The top 5% rate is far higher than the current market-leading 0.83% offered by online bank Vio, according to personal finance website Bankrate, and more than 50 times the 0.09% national average. Notably, Revolut isn’t a typical bank but a so-called e-money institution that’s partnered with a federally-regulated lender, Metropolitan Commercial Bank, which holds customer deposits on its behalf.
But instead of earning interest the traditional way through lending, Revolut says it’ll pay out the 4.5% bonus directly from the revenues it makes on the fees it charges merchants every time a customer uses their card. It’s worth noting that these interchange fees make up the overwhelming bulk — 63% — of Revolut’s income.
“The model is designed to ensure that customers need to use Revolut as a primary spending card to benefit from the full rate,” a Revolut spokesperson told CNBC when quizzed on its seemingly cash-intensive model. “Because interchange is so high in the U.S., we won’t create loss-making customers.”
Revolut’s savings “bonus” still comes with a few caveats though. First, you can’t earn the top 5% rate unless you’re a paying user. Second, you’ll only earn the additional interest on the total amount you’ve spent the previous month — so if you had $400 in your account the month before an interest payment but only spent $100, the 4.5% bonus would only apply to the $100.
Still, personal finance experts say online banks may be a better bet than incumbent for savings returns at the moment. The Federal Reserve has cut interest rates close to zero this year in an effort to prop up an economy ravaged by the Covid-19 crisis.
“‘A little interest’ is all too true for most accounts, which offer low rates, but you can find higher rates at online banks,” writes Margarette Burnette of personal finance site NerdWallet. “These banks don’t have to support expensive brick-and-mortar branches, enabling them to offer annual percentage yields, or APYs, that are significantly higher than the national average.”
Revolut argues its model works as it incentivizes users to spend more with their accounts. Many so-called neobanks — like Monzo and Chime — have struggled over the years to convince users to use them as a primary account, instead having them as a backup to the main account that they have their salary paid into.

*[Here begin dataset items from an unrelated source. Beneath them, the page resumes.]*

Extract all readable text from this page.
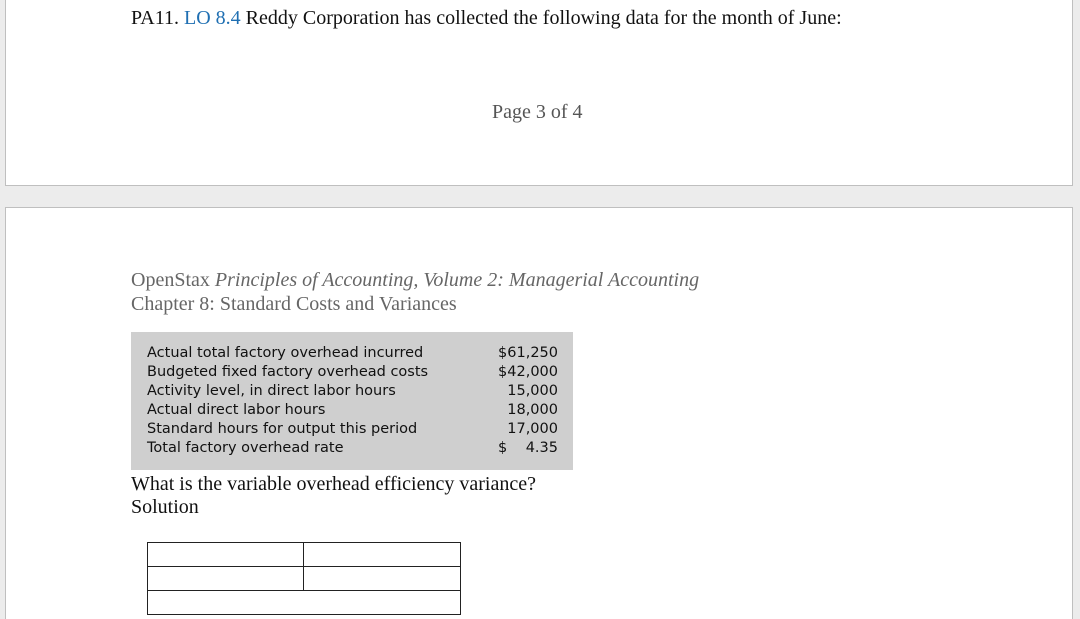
PA11. LO 8.4 Reddy Corporation has collected the following data for the month of June:
Page 3 of 4
OpenStax Principles of Accounting, Volume 2: Managerial Accounting
Chapter 8: Standard Costs and Variances
Actual total factory overhead incurred	$61,250
Budgeted fixed factory overhead costs	$42,000
Activity level, in direct labor hours	15,000
Actual direct labor hours	18,000
Standard hours for output this period	17,000
Total factory overhead rate	$    4.35
What is the variable overhead efficiency variance?
Solution
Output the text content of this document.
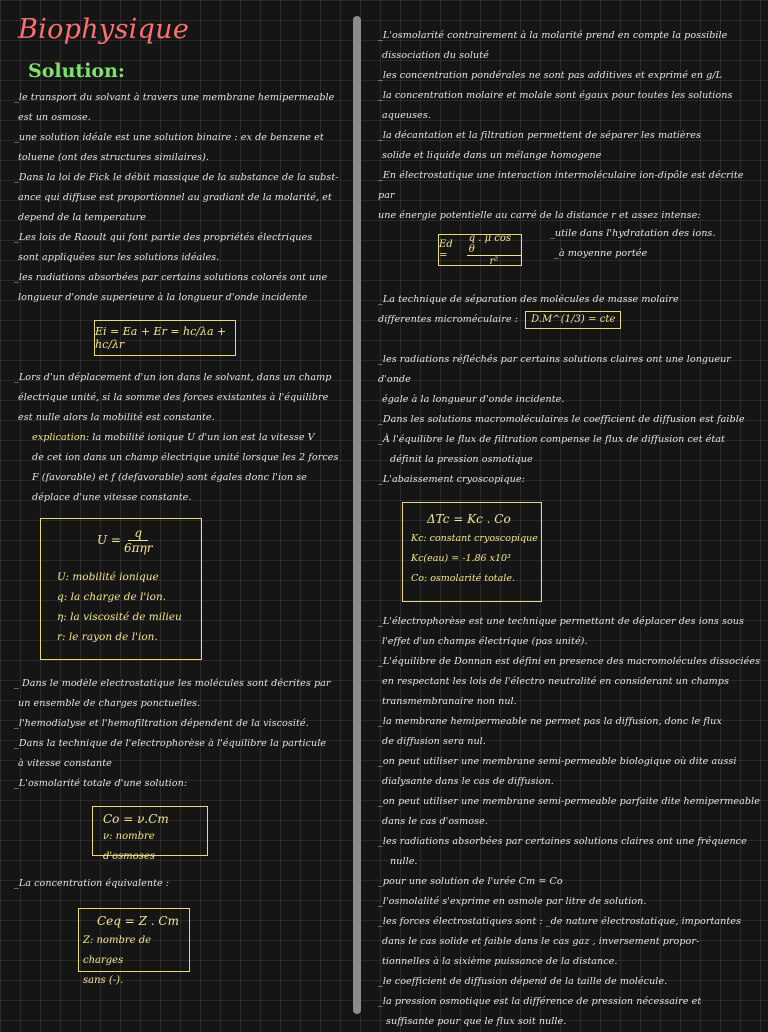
Biophysique
Solution:

_le transport du solvant à travers une membrane hemipermeable

est un osmose.

_une solution idéale est une solution binaire : ex de benzene et

toluene (ont des structures similaires).

_Dans la loi de Fick le débit massique de la substance de la subst-

ance qui diffuse est proportionnel au gradiant de la molarité, et

depend de la temperature

_Les lois de Raoult qui font partie des propriétés électriques

sont appliquées sur les solutions idéales.

_les radiations absorbées par certains solutions colorés ont une

longueur d'onde superieure à la longueur d'onde incidente

Ei = Ea + Er = hc/λa + hc/λr

_Lors d'un déplacement d'un ion dans le solvant, dans un champ

électrique unité, si la somme des forces existantes à l'équilibre

est nulle alors la mobilité est constante.

explication: la mobilité ionique U d'un ion est la vitesse V

de cet ion dans un champ électrique unité lorsque les 2 forces

F (favorable) et f (defavorable) sont égales donc l'ion se

déplace d'une vitesse constante.

U =
q
6πηr

U: mobilité ionique

q: la charge de l'ion.

η: la viscosité de milieu

r: le rayon de l'ion.

_ Dans le modèle electrostatique les molécules sont décrites par

un ensemble de charges ponctuelles.

_l'hemodialyse et l'hemofiltration dépendent de la viscosité.

_Dans la technique de l'electrophorèse à l'équilibre la particule

à vitesse constante

_L'osmolarité totale d'une solution:

Co = ν.Cm

ν: nombre d'osmoses

_La concentration équivalente :

Ceq = Z . Cm

Z: nombre de charges

sans (-).

_L'osmolarité contrairement à la molarité prend en compte la possibile

dissociation du soluté

_les concentration pondérales ne sont pas additives et exprimé en g/L

_la concentration molaire et molale sont égaux pour toutes les solutions

aqueuses.

_la décantation et la filtration permettent de séparer les matières

solide et liquide dans un mélange homogene

_En électrostatique une interaction intermoléculaire ion-dipôle est décrite par

une énergie potentielle au carré de la distance r et assez intense:

Ed =	$\frac{\text{q . μ cos θ}}{\text{r²}}$	_utile dans l'hydratation des ions.

_à moyenne portée

_La technique de séparation des molécules de masse molaire

differentes microméculaire : D.M^(1/3) = cte

_les radiations réfléchés par certains solutions claires ont une longueur d'onde

égale à la longueur d'onde incidente.

_Dans les solutions macromoléculaires le coefficient de diffusion est faible

_À l'équilibre le flux de filtration compense le flux de diffusion cet état

définit la pression osmotique

_L'abaissement cryoscopique:

ΔTc = Kc . Co

Kc: constant cryoscopique

Kc(eau) = -1.86 x10³

Co: osmolarité totale.

_L'électrophorèse est une technique permettant de déplacer des ions sous

l'effet d'un champs électrique (pas unité).

_L'équilibre de Donnan est défini en presence des macromolécules dissociées

en respectant les lois de l'électro neutralité en considerant un champs

transmembranaire non nul.

_la membrane hemipermeable ne permet pas la diffusion, donc le flux

de diffusion sera nul.

_on peut utiliser une membrane semi-permeable biologique où dite aussi

dialysante dans le cas de diffusion.

_on peut utiliser une membrane semi-permeable parfaite dite hemipermeable

dans le cas d'osmose.

_les radiations absorbées par certaines solutions claires ont une fréquence

nulle.

_pour une solution de l'urée Cm = Co

_l'osmolalité s'exprime en osmole par litre de solution.

_les forces électrostatiques sont : _de nature électrostatique, importantes

dans le cas solide et faible dans le cas gaz , inversement propor-

tionnelles à la sixième puissance de la distance.

_le coefficient de diffusion dépend de la taille de molécule.

_la pression osmotique est la différence de pression nécessaire et

suffisante pour que le flux soit nulle.
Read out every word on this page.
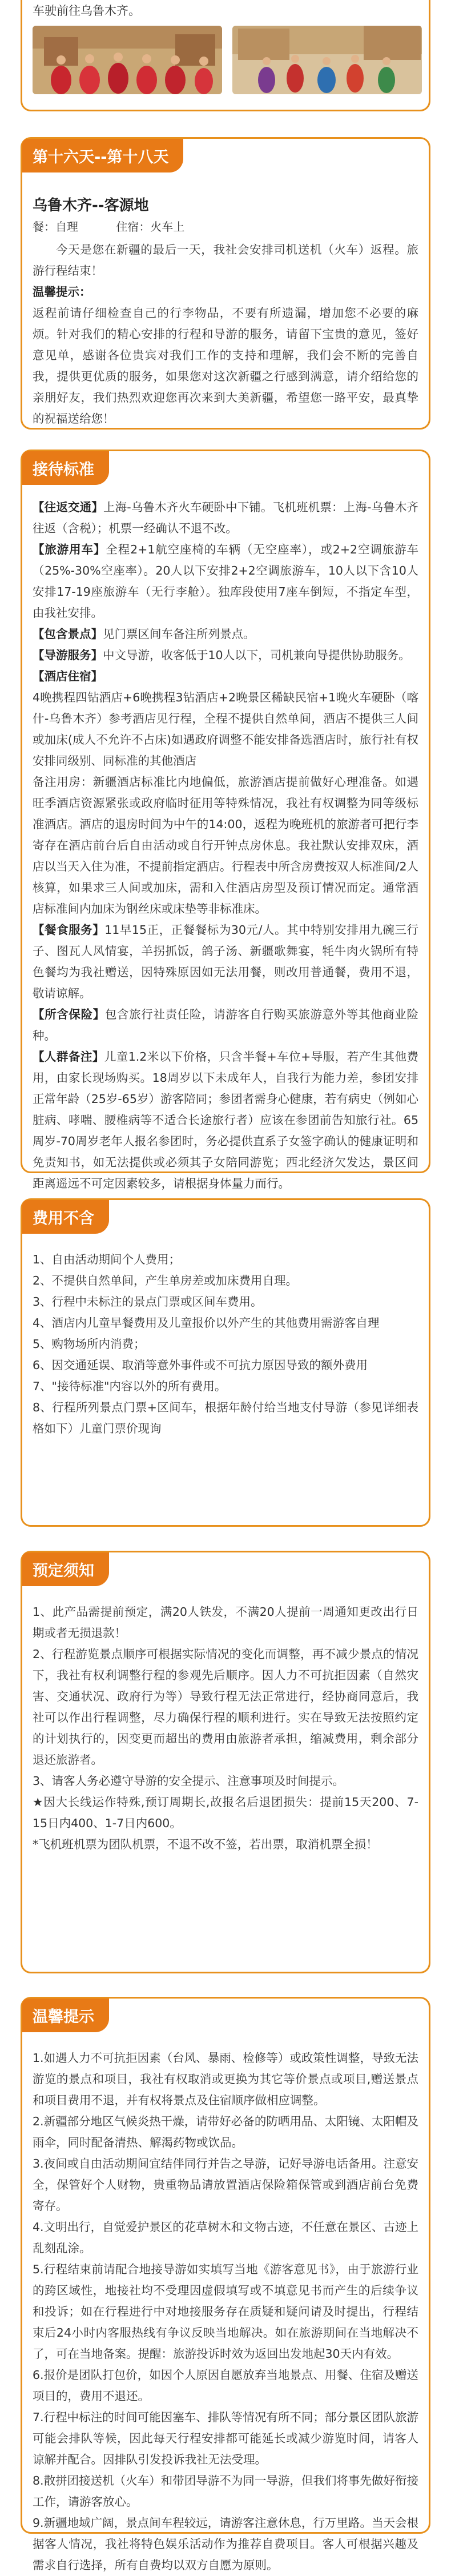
车驶前往乌鲁木齐。
第十六天--第十八天
乌鲁木齐--客源地
餐：自理	住宿：火车上

今天是您在新疆的最后一天，我社会安排司机送机（火车）返程。旅游行程结束！

温馨提示：

返程前请仔细检查自己的行李物品，不要有所遗漏，增加您不必要的麻烦。针对我们的精心安排的行程和导游的服务，请留下宝贵的意见，签好意见单，感谢各位贵宾对我们工作的支持和理解，我们会不断的完善自我，提供更优质的服务，如果您对这次新疆之行感到满意，请介绍给您的亲朋好友，我们热烈欢迎您再次来到大美新疆，希望您一路平安，最真挚的祝福送给您！

接待标准

【往返交通】上海-乌鲁木齐火车硬卧中下铺。飞机班机票：上海-乌鲁木齐往返（含税）；机票一经确认不退不改。

【旅游用车】全程2+1航空座椅的车辆（无空座率），或2+2空调旅游车（25%-30%空座率）。20人以下安排2+2空调旅游车，10人以下含10人安排17-19座旅游车（无行李舱）。独库段使用7座车倒短，不指定车型，由我社安排。

【包含景点】见门票区间车备注所列景点。

【导游服务】中文导游，收客低于10人以下，司机兼向导提供协助服务。

【酒店住宿】
4晚携程四钻酒店+6晚携程3钻酒店+2晚景区稀缺民宿+1晚火车硬卧（喀什-乌鲁木齐）参考酒店见行程，全程不提供自然单间，酒店不提供三人间或加床(成人不允许不占床)如遇政府调整不能安排备选酒店时，旅行社有权安排同级别、同标准的其他酒店
备注用房：新疆酒店标准比内地偏低，旅游酒店提前做好心理准备。如遇旺季酒店资源紧张或政府临时征用等特殊情况，我社有权调整为同等级标准酒店。酒店的退房时间为中午的14:00，返程为晚班机的旅游者可把行李寄存在酒店前台后自由活动或自行开钟点房休息。我社默认安排双床，酒店以当天入住为准，不提前指定酒店。行程表中所含房费按双人标准间/2人核算，如果求三人间或加床，需和入住酒店房型及预订情况而定。通常酒店标准间内加床为钢丝床或床垫等非标准床。

【餐食服务】11早15正，正餐餐标为30元/人。其中特别安排用九碗三行子、图瓦人风情宴，羊拐抓饭，鸽子汤、新疆歌舞宴，牦牛肉火锅所有特色餐均为我社赠送，因特殊原因如无法用餐，则改用普通餐，费用不退，敬请谅解。

【所含保险】包含旅行社责任险，请游客自行购买旅游意外等其他商业险种。

【人群备注】儿童1.2米以下价格，只含半餐+车位+导服，若产生其他费用，由家长现场购买。18周岁以下未成年人，自我行为能力差，参团安排正常年龄（25岁-65岁）游客陪同；参团者需身心健康，若有病史（例如心脏病、哮喘、腰椎病等不适合长途旅行者）应该在参团前告知旅行社。65周岁-70周岁老年人报名参团时，务必提供直系子女签字确认的健康证明和免责知书，如无法提供或必须其子女陪同游览；西北经济欠发达，景区间距离遥远不可定因素较多，请根据身体量力而行。

费用不含

1、自由活动期间个人费用；

2、不提供自然单间，产生单房差或加床费用自理。

3、行程中未标注的景点门票或区间车费用。

4、酒店内儿童早餐费用及儿童报价以外产生的其他费用需游客自理

5、购物场所内消费；

6、因交通延误、取消等意外事件或不可抗力原因导致的额外费用

7、"接待标准"内容以外的所有费用。

8、行程所列景点门票+区间车，根据年龄付给当地支付导游（参见详细表格如下）儿童门票价现询

预定须知

1、此产品需提前预定，满20人铁发，不满20人提前一周通知更改出行日期或者无损退款！

2、行程游览景点顺序可根据实际情况的变化而调整，再不减少景点的情况下，我社有权利调整行程的参观先后顺序。因人力不可抗拒因素（自然灾害、交通状况、政府行为等）导致行程无法正常进行，经协商同意后，我社可以作出行程调整，尽力确保行程的顺利进行。实在导致无法按照约定的计划执行的，因变更而超出的费用由旅游者承担，缩减费用，剩余部分退还旅游者。

3、请客人务必遵守导游的安全提示、注意事项及时间提示。

★因大长线运作特殊,预订周期长,故报名后退团损失：提前15天200、7-15日内400、1-7日内600。

*飞机班机票为团队机票，不退不改不签，若出票，取消机票全损！

温馨提示

1.如遇人力不可抗拒因素（台风、暴雨、检修等）或政策性调整，导致无法游览的景点和项目，我社有权取消或更换为其它等价景点或项目,赠送景点和项目费用不退，并有权将景点及住宿顺序做相应调整。

2.新疆部分地区气候炎热干燥，请带好必备的防晒用品、太阳镜、太阳帽及雨伞，同时配备清热、解渴药物或饮品。

3.夜间或自由活动期间宜结伴同行并告之导游，记好导游电话备用。注意安全，保管好个人财物，贵重物品请放置酒店保险箱保管或到酒店前台免费寄存。

4.文明出行，自觉爱护景区的花草树木和文物古迹，不任意在景区、古迹上乱刻乱涂。

5.行程结束前请配合地接导游如实填写当地《游客意见书》，由于旅游行业的跨区域性，地接社均不受理因虚假填写或不填意见书而产生的后续争议和投诉；如在行程进行中对地接服务存在质疑和疑问请及时提出，行程结束后24小时内客服热线有争议反映当地解决。如在旅游期间在当地解决不了，可在当地备案。提醒：旅游投诉时效为返回出发地起30天内有效。

6.报价是团队打包价，如因个人原因自愿放弃当地景点、用餐、住宿及赠送项目的，费用不退还。

7.行程中标注的时间可能因塞车、排队等情况有所不同；部分景区团队旅游可能会排队等候，因此每天行程安排都可能延长或减少游览时间，请客人谅解并配合。因排队引发投诉我社无法受理。

8.散拼团接送机（火车）和带团导游不为同一导游，但我们将事先做好衔接工作，请游客放心。

9.新疆地域广阔，景点间车程较远，请游客注意休息，行万里路。当天会根据客人情况，我社将特色娱乐活动作为推荐自费项目。客人可根据兴趣及需求自行选择，所有自费均以双方自愿为原则。
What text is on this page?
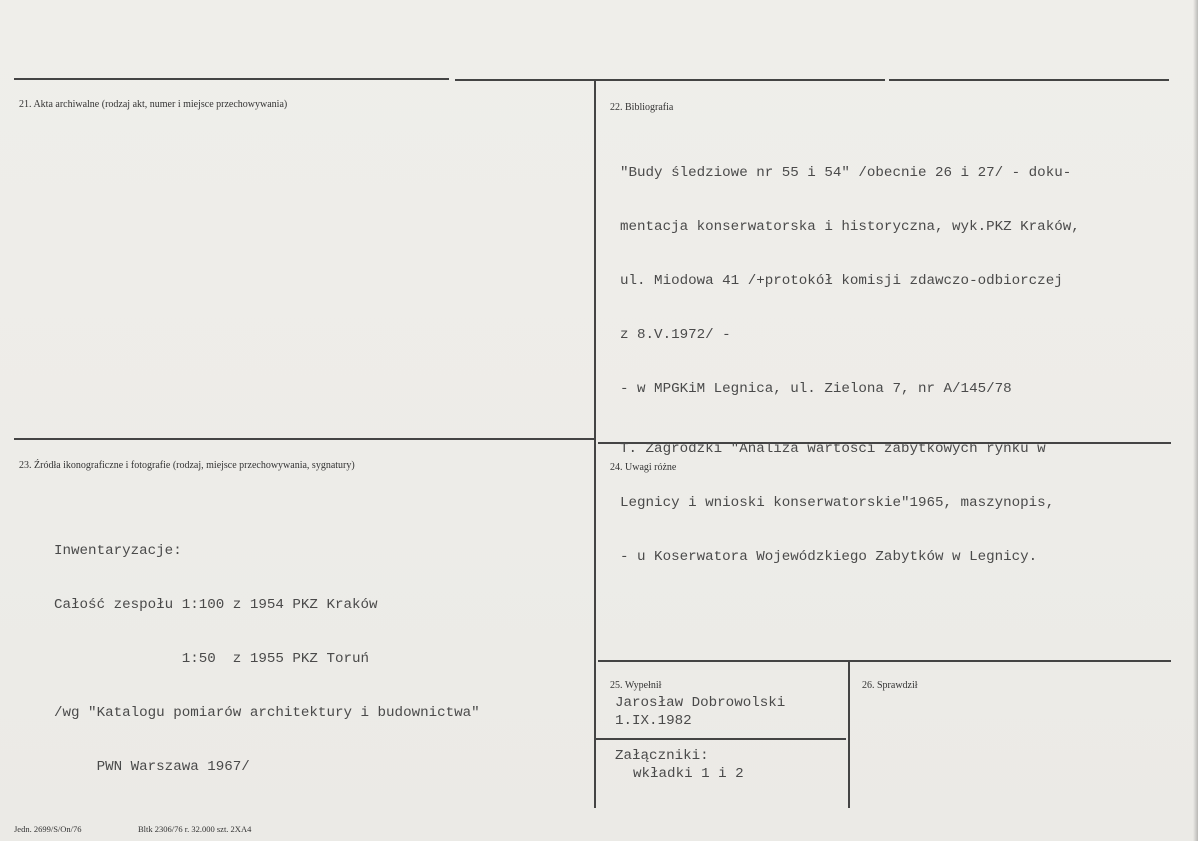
21. Akta archiwalne (rodzaj akt, numer i miejsce przechowywania)	22. Bibliografia

"Budy śledziowe nr 55 i 54" /obecnie 26 i 27/ - doku-

mentacja konserwatorska i historyczna, wyk.PKZ Kraków,

ul. Miodowa 41 /+protokół komisji zdawczo-odbiorczej

z 8.V.1972/ -

- w MPGKiM Legnica, ul. Zielona 7, nr A/145/78

T. Zagrodzki "Analiza wartości zabytkowych rynku w

Legnicy i wnioski konserwatorskie"1965, maszynopis,

- u Koserwatora Wojewódzkiego Zabytków w Legnicy.

23. Źródła ikonograficzne i fotografie (rodzaj, miejsce przechowywania, sygnatury)

Inwentaryzacje:

Całość zespołu 1:100 z 1954 PKZ Kraków

1:50  z 1955 PKZ Toruń

/wg "Katalogu pomiarów architektury i budownictwa"

PWN Warszawa 1967/

24. Uwagi różne
25. Wypełnił
Jarosław Dobrowolski
1.IX.1982
Załączniki:
wkładki 1 i 2
26. Sprawdził
Jedn. 2699/S/On/76	Bltk 2306/76 r. 32.000 szt. 2XA4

Founded in 2015, Revolut is Europe’s most valuable neobank, securing a $5.5 billion valuation earlier this year after a fresh round of funding. But it’s racked up heavy losses to achieve fast growth — the company posted a £106.5 million ($137.4 million) loss for its 2019 fiscal year, more than three times the £32.9 million it lost a year prior.
The firm launched in the U.S. in March — just as governments around the world began enforcing lockdowns to stem the spread of Covid-19 — and has since gained over 150,000 customers in the country. That’s nowhere near the millions of people that bank with major institutions like Citi and JPMorgan. It’s also way off Chime’s 8 million users and trails behind German rival N26’s 500,000.